When to use Docker vs make dev

Use make dev when you’re actively developing Ironflow itself (Go code, dashboard, SDKs) — it provides faster iteration with hot-reload. Use Docker Compose when you want to test the full containerized stack, verify Docker builds, or run with PostgreSQL and Prometheus without installing them locally.


SDK Development

Ironflow is a monorepo. Changes to the core protocol (api/proto) must be propagated to the SDKs.

Protocol Changes

If you modify a .proto file in api/proto/ironflow/v1/:

  1. Run make proto to regenerate the Go and TypeScript code.
  2. Check api/go/ and sdk/js/core/src/gen/ for the updated files.

JavaScript/TypeScript SDK (sdk/js/)

The JS SDK is a pnpm monorepo consisting of:

  • @ironflow/core: Generated types and shared logic.
  • @ironflow/node: Worker and server-side utilities.
  • @ironflow/browser: Browser-optimized client.
  • @ironflow/langgraph: LangGraph checkpoint saver for durable agent state.

Workflow:

Terminal window
# Setup
make sdk-js-install
# Build and Test
make sdk-js-build
make sdk-js-test
# Local iteration (watch mode)
pnpm --filter "./sdk/js/*" dev

Go SDK (sdk/go/ironflow/)

The Go SDK is a standard Go module.

Workflow:

Terminal window
# Run tests
cd sdk/go/ironflow
go test -v ./...

Testing SDKs in External Projects

To test your local changes in a real application without publishing to npm or GitHub:

JS SDK (using Tarballs)

  1. Pack the SDK:

    Terminal window
    make sdk-js-pack

    This creates .tgz files in /tmp/ironflow-packs/.

  2. Install in your app:

    Terminal window
    pnpm add file:/tmp/ironflow-packs/ironflow-node-<version>.tgz

Go SDK (using replace)

Add a replace directive to your application’s go.mod:

go.mod
module my-app
go 1.25
require github.com/sahina/ironflow/sdk/go/ironflow v0.0.0
replace github.com/sahina/ironflow/sdk/go/ironflow => ../path/to/ironflow/sdk/go/ironflow

Troubleshooting

”Bootstrap” Missing in Logs

The admin password and API key are only printed on the first run.
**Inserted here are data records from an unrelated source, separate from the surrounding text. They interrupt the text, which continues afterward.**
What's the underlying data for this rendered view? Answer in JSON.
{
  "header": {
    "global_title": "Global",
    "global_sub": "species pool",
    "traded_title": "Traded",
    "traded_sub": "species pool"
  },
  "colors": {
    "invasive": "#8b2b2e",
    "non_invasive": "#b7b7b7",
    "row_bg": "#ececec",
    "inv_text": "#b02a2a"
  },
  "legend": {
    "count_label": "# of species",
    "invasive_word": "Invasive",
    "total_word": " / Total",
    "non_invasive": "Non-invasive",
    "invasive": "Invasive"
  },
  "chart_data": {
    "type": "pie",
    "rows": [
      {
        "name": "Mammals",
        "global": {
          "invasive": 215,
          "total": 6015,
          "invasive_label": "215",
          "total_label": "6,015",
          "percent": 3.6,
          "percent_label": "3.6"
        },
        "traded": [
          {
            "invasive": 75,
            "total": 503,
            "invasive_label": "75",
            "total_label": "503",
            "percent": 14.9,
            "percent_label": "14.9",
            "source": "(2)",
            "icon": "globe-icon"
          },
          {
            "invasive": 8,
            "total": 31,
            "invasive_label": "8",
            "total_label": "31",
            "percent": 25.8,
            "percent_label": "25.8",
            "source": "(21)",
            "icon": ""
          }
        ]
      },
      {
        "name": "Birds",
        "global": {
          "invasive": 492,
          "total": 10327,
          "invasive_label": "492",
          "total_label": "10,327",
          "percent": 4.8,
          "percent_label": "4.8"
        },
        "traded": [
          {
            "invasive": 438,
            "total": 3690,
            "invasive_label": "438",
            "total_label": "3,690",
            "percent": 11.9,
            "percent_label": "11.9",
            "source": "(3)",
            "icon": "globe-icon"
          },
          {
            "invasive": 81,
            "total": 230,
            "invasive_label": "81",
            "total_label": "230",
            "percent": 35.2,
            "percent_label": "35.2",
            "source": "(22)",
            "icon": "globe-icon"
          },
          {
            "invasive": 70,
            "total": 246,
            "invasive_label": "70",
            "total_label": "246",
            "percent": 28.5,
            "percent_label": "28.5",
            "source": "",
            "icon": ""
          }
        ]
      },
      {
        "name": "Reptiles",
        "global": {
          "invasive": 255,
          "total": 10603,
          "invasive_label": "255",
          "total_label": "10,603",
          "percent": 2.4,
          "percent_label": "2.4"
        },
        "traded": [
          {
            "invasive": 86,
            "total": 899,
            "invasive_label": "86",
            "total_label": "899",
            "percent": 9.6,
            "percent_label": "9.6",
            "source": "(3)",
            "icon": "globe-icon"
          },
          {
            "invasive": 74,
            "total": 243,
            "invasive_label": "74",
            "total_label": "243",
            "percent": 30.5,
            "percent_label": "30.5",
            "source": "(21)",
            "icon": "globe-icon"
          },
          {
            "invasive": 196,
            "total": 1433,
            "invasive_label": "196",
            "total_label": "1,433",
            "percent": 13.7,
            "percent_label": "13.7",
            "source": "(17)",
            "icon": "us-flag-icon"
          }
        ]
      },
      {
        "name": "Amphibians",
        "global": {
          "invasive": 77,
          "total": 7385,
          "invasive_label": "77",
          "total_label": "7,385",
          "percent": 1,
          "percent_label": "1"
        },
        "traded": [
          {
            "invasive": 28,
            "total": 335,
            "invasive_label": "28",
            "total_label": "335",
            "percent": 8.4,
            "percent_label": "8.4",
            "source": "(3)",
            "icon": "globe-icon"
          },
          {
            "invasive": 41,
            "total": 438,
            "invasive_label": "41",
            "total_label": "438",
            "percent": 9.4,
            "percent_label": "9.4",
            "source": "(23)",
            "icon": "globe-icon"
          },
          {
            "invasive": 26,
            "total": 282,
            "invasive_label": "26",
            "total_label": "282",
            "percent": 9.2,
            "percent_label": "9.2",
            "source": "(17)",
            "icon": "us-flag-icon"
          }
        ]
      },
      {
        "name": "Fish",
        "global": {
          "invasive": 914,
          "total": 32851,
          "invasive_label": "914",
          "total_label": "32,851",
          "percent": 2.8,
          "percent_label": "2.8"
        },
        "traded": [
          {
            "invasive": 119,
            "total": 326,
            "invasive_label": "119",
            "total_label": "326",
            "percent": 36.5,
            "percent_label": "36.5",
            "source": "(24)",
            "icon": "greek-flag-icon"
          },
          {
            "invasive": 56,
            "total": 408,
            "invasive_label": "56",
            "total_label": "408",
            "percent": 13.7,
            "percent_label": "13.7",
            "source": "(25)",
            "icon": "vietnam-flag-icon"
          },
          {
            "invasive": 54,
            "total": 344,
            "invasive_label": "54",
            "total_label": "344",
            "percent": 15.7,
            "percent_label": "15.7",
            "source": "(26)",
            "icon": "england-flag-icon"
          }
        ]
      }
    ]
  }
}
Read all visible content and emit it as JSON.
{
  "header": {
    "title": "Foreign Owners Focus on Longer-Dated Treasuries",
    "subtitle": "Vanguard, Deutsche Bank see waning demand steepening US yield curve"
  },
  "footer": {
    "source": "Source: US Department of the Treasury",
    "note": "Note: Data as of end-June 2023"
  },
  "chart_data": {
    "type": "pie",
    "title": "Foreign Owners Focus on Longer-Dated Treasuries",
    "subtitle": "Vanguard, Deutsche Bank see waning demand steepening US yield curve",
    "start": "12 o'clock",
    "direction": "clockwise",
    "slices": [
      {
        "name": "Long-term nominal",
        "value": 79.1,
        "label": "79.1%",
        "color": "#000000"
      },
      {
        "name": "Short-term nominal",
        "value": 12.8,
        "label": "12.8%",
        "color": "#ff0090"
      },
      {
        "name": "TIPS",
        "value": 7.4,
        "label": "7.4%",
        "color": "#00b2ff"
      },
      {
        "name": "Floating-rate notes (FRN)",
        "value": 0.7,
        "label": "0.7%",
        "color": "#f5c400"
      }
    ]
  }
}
If you missed them:

  1. Stop the server.
  2. rm ironflow.db (for SQLite) or make docker-reset-pg (for Postgres).
  3. Restart the server.

Protobuf Generation Failures

If make proto fails, verify your Buf installation:

Terminal window
buf --version
# Should support buf.yaml v2 format (buf >= 1.27)

Database Lock (SQLite)

If you see database is locked, another Ironflow process is likely running. Use lsof -i :9123 to find and kill it.